In November, he complained of “all the obstacles I have with the environment” and with “the Indian question,” which he said were hindering Brazil’s development.

But the proposal’s supporters dismiss criticisms as unfounded. Jorge Viana, who is a member of Mr. da Silva’s party and was governor of the Amazon state of Acre until Jan. 1, contends that “this is one of the most important initiatives that Brazil has ever adopted in the Amazon precisely because you are bringing the forest under state control, not privatizing it.”

“This is a battle Brazil has to win,” he added. “There’s only one way to save the forest, and that is by using it, responsibly and rationally.”

Claudio Langone, executive secretary of the Environment Ministry, said in a telephone interview from Brasília: “Brazil today is losing money due to the illegal exploitation of timber. With this new dynamic of management, legal deforestation and sustainable development, we want to create barriers to predatory advancement and increase the value of the forest.”

But some here fear that increased value will bring with it the kind of violence that has struck other more-developed areas of the Amazon.

Ivonete Aparecida Paes, a Roman Catholic nun who is the coordinator of the church’s Justice and Peace Commission in this area, said, “Since none of the settlers already here have titles to their tracts, that creates the possibility of greater conflicts over land ownership.”

After much debate, it was decided that the leases would run for 30 years. But Paulo Adario, director of Greenpeace’s Amazon campaign, said that “some species need 45 years or more to regenerate,” and that loggers might thus lack an economic incentive to care properly for a tract that would no longer be theirs when the trees they replaced reached harvestable size.

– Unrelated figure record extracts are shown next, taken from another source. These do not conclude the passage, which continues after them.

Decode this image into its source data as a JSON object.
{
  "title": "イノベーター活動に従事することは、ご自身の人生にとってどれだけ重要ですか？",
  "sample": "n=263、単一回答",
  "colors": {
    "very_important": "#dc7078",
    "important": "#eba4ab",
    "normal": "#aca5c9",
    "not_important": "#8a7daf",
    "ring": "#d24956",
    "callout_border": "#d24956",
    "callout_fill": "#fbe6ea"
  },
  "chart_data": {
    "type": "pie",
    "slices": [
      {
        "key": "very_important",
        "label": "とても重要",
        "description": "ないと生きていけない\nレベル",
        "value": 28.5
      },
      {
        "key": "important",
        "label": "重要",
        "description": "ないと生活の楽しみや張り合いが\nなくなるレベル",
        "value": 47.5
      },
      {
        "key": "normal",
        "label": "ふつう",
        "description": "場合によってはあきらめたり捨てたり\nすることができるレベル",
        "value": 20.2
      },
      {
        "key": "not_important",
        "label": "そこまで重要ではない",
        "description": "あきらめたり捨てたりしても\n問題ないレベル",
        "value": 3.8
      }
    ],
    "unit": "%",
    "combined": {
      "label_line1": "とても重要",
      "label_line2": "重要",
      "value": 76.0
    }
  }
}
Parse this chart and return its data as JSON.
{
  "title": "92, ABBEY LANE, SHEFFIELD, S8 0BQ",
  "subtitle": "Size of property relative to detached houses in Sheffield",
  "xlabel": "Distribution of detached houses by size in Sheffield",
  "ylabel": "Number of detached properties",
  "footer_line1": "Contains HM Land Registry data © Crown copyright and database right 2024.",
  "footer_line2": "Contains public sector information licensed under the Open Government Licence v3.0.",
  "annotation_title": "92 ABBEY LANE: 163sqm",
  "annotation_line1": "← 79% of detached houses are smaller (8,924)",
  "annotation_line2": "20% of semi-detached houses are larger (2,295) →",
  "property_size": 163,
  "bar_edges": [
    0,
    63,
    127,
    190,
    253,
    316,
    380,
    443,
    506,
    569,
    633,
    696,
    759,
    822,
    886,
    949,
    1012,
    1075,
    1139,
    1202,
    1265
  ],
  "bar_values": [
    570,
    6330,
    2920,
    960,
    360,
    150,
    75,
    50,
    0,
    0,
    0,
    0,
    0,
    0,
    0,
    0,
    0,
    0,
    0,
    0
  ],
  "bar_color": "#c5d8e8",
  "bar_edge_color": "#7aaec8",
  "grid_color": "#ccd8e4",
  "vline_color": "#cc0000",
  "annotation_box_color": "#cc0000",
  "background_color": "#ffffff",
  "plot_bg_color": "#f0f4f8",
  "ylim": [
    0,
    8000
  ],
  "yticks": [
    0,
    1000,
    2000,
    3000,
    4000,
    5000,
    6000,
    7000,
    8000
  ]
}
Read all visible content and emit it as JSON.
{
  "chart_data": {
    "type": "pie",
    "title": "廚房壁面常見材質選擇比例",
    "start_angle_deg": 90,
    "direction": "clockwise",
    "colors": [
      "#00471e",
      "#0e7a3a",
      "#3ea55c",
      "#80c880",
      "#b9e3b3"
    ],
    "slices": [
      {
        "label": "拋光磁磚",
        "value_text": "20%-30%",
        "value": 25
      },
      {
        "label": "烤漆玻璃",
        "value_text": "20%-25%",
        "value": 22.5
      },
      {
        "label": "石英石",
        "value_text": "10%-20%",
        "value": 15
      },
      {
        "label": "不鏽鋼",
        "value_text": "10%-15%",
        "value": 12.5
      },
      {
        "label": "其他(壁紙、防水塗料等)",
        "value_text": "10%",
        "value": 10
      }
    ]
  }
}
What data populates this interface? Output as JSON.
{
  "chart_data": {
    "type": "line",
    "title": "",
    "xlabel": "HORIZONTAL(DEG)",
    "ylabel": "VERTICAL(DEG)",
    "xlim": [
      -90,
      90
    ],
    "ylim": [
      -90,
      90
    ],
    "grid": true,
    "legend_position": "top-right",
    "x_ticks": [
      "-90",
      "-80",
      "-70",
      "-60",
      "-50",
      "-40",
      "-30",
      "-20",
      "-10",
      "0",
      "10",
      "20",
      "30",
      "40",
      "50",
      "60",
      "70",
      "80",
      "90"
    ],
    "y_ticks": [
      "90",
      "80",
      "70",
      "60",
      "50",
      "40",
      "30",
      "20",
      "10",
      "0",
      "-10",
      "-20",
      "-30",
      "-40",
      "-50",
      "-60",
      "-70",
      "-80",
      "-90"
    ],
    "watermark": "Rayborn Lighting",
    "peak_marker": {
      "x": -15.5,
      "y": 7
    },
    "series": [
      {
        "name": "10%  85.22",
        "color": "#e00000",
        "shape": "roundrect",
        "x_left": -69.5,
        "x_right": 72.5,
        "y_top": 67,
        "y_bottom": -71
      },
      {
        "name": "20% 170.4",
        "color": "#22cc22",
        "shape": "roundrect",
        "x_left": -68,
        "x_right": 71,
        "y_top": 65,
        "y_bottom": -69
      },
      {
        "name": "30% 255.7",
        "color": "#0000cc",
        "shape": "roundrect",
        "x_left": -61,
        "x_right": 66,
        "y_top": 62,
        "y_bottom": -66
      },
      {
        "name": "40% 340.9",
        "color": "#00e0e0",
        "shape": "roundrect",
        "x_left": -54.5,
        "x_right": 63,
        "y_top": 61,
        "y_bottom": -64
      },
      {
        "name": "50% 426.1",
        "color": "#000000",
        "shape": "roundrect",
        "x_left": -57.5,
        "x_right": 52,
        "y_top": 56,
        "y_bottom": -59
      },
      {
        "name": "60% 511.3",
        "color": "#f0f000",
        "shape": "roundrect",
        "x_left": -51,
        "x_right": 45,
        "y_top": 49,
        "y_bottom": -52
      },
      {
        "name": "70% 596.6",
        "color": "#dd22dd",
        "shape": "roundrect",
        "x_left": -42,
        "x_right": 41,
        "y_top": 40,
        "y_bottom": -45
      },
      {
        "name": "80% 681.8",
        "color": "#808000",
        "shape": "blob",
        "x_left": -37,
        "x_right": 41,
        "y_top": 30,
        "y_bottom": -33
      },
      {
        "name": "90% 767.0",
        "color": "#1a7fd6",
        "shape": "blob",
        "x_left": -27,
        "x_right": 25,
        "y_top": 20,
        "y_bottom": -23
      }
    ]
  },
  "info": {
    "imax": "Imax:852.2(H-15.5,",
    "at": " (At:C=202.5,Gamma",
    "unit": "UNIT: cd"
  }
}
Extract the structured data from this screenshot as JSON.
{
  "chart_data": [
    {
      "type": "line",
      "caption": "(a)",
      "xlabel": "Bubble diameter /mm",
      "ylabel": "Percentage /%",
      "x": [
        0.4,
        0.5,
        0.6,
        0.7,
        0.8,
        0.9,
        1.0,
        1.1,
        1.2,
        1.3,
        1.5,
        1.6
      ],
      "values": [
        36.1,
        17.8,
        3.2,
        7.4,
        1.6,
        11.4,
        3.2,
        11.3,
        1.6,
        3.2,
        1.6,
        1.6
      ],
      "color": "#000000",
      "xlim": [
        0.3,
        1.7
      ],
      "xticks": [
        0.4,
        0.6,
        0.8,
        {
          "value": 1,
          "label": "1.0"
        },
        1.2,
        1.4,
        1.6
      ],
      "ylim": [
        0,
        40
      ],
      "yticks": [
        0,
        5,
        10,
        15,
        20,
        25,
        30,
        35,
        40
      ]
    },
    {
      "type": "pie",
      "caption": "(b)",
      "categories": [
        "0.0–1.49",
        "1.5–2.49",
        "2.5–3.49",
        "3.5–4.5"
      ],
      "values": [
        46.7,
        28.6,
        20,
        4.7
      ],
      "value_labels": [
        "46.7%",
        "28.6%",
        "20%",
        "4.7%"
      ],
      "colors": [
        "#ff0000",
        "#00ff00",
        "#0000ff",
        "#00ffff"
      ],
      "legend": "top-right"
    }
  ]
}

Already, there are signs of logging interests establishing themselves here. A sawmill opened just down the highway in mid-2005 and was operating at full capacity during a recent visit. Along the highway itself, there is now a clearing in which logs are piled haphazardly, like giant sticks.

“No one has the authorization to cut so much wood, even with a forest management plan,” said Leila Mattos, the director of Pacto Amazônico, an environmental group based in Humaitá, the closest town of any size. “I came by here at the beginning of November, and none of this was here. This is more than a year’s worth of timber.”

In addition, peasant settlers unable to obtain land of their own in Rondonia, a state south of here, have also begun moving up the highway and flocking to the area. Theirs is a pre-emptive action, aimed at establishing themselves on land that may go to logging companies later and thus forcing the government to give them other homesteads in return.

During an interview in Humaitá, Francisco Araujo, the director of the regional office of the governmental environmental agency, said that no matter who ended up in charge of supervising the timber extraction plan, the task would be hard. He complained of a shortage of gasoline and personnel and a lack of police protection for his agents.

“In reality, these conservation areas were created without very precise field studies,” Mr. Araujo said. “Only now are the technicians looking at the problems in the area. The infrastructure is very precarious. There is no equipment or physical base from which to operate, just a shack in which to stay, without a telephone.”

In the absence of the needed resources, he said, government policy envisions “a new partnership with society.” But those who work most closely with the peasant settlers who are being asked to bear that burden remain skeptical.

“To think that they can monitor violations in the absence of the state is a dream,” Sister Paes said. “The Amazon has no tradition of the poor standing up to the powerful. People simply don’t know how to do that.”